Jahier: la risposta alla pandemia da parte dell’Europa è stata la più impressionante della nostra storia comune, per dimensioni, per sospensione di regole considerate fino a poco prima intoccabili (come il Patto di stabilità e gli aiuti di Stato), per tempi di adozione delle misure e degli interventi, per coesione e determinazione di tutti gli Stati membri e le istituzioni comunitarie, per capacità di disegnare una rotta corposa per il futuro e di dotarla di mezzi e strumenti adeguati. In meno di quattro mesi l’Europa ha fatto di più che nei quattro anni successivi alla crisi del 2008: flessibilizzazione delle spesa di tutti i residui di bilancio 2014-2020; deroghe alla normativa aiuti di Stato per oltre 2300 miliardi di Euro, interventi della BCE per difendere le finanze degli Stati membri e mettere in sicurezza il sistema bancario europeo per quasi 2000 miliardi di Euro, tre pacchetti di emergenza (SURE, MES sanitario e Fondi BEI per le PMI) per 540 miliardi varati a Pasqua, e poi il nuovo  Quadro finanziario pluriennale 2020-2027 (1075 miliardi) completato dal NextGenerationEU (750 miliardi) e dal muovo strumento per Investimenti InvestEU (750 miliardi generati da un effetto leva di 40 miliardi di garanzie dell’Unione) Se si fa il conto, si superano i 7 trilioni di euro, cioè sette volte il tanto evocato Piano Marshall, che fu di poco meno di un trilione di Euro a valore attualizzato.

Ittica: NextGenerationEU è uno strumento di ripresa temporaneo da 750 miliardi di Euro che consentirà alla Commissione di ottenere fondi sul mercato dei capitali. Ci sembra di capire che tale strumento contribuirà a riparare i danni economici e sociali immediati causati dalla pandemia, per creare un’Europa del domani più verde, digitale e…Ci può delinare il quadro?

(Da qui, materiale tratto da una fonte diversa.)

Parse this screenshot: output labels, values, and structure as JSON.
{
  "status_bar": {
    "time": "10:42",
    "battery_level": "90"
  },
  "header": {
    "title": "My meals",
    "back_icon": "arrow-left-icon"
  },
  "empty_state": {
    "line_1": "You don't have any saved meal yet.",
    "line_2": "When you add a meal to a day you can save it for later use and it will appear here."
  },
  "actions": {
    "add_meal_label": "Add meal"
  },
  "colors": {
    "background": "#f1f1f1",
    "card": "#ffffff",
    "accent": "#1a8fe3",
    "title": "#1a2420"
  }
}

Jahier: si tratta certamente della leva più innovativa, sia per l’ammontare supplementare delle risorse rispetto al solito bilancio pluriannuale, sia per il fatto che per la prima volta (dopo SURE) si autorizzano le Istituzioni dell’UE ad emettere titoli di debito a lungo termine (l’antico dibattito sugli Eurobond da sempre osteggiato dai paesi nordici e centroeuropei), per la chiave  di ripartizione che premia gli Stati che hanno subito il maggiore impatto dalla crisi pandemica anche in forza delle condizioni di difficoltà economiche e strutturali pregresse, per l’effetto concreto di stimolo alle riforme strutturali (pubblica amministrazione, giustizia, certezza del quadro giuridico, dinamiche di competitività, ecc.) di cui il nostro paese ha bisogno fin dall’ingresso nell’Euro e che non è mai riuscito a realizzare, relegando di fatto la terza economia della zona Euro al fanalino di coda dell’Unione su tutti gli indicatori economici, del lavoro, sociali e della coesione.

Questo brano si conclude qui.